Para Mariana, o trabalho lembra aos artistas a importância de refletir sobre a história da produção de obras gráficas. "Proponho que os alunos questionem as obras artísticas em seus valores ético e ecológico. A utilização de produtos e materiais em trabalhos considerados de alta qualidade tem relação, muitas vezes, com a produção de mercadorias e a exploração de recursos naturais", reflete.
Outra artista-pesquisadora que esteve na Universidade foi Verónica Navarro, com o projeto “Entredanças”, que explorou diálogos interculturais entre o Brasil e a Argentina. Houve uma oficina de experimentação de ritmos latino-americanos e uma roda de conversa sobre pesquisa e criação cênica.
Verónica tem estudado as forças motrizes das danças, ou seja, os elementos corporais que motivam os movimentos. Trabalhando com os ritmos latinos, reflete sobre as similaridades entre danças de diferentes regiões, relacionando-as ao passado pré-colonial comum. "Sempre nos adaptamos a novos contextos. Isso inclui o corpo e a forma como ele se expressa. Foi o que chamou minha atenção nas danças de fronteira. Meu corpo não se comporta aqui como em Córdoba, por exemplo".
Formada em Serviço Social pela Universidade Nacional de Córdoba, Verónica é mestre em Dança e doutoranda em Artes Cênicas pela Universidade Federal da Bahia. Sua vinda ao país foi inspirada pela convivência com uma professora brasileira. Segundo ela, na Argentina há poucas oportunidades acadêmicas na área. "As artes são muito incipientes no campo da pesquisa. Muitas metodologias são das Ciências Sociais. Só recentemente surgiram métodos novos, específicos para as artes. Há muito trabalho a ser feito".
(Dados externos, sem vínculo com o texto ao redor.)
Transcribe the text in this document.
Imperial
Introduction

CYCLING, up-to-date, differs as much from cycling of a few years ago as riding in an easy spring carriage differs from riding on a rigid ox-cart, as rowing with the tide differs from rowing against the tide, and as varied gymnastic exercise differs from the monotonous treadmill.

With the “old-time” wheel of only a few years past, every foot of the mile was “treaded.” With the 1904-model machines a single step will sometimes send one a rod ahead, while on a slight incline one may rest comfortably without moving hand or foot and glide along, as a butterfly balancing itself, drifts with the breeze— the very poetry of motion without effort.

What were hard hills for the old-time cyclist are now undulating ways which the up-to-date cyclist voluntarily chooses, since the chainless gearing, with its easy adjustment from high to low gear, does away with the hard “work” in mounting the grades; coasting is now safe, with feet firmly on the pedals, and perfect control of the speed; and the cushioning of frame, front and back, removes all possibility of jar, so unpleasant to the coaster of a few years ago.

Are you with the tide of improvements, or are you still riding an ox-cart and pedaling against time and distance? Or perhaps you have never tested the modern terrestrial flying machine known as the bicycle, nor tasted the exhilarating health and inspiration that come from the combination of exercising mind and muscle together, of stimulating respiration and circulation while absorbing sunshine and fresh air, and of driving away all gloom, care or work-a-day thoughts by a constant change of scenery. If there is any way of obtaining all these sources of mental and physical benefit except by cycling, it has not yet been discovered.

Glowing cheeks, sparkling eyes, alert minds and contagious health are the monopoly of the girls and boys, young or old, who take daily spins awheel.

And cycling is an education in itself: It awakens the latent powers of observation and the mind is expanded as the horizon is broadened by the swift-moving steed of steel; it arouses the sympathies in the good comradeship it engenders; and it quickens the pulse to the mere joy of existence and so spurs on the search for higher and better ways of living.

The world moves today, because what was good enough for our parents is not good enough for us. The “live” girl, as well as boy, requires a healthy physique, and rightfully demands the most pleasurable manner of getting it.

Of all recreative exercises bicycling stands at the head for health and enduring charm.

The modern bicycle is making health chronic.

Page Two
Sobre o desafio de conciliar a criação artística com o trabalho acadêmico, ela comenta: "Poucas atividades artísticas são reconhecidas como pesquisa. Não cabemos no Lattes!" Para ela, as universidades são fundamentais para os artistas do continente. "Em outros lugares do mundo, os artistas conseguem incentivos para trabalhar apenas com arte, mas na América Latina grandes artistas não conseguem se manter. Ainda temos dificuldade para ver as artes como um campo de trabalho".
Verónica acredita que oportunidades como o Programa Artista e Pesquisador Residente colaboram para o desenvolvimento acadêmico dos saberes artísticos e para a legitimidade das artes populares. "Há um grande trabalho com cultura popular feito aqui na Unicamp. Em outras escolas, isso não acontece. Não é um tema contemplado pela academia. Enquanto a Europa conseguiu valorizar sua cultura popular, na América Latina há uma separação entre o erudito e o popular. Esse é visto como algo que sempre existirá e que se autogere, mas na verdade faltam políticas de fomento", afirma.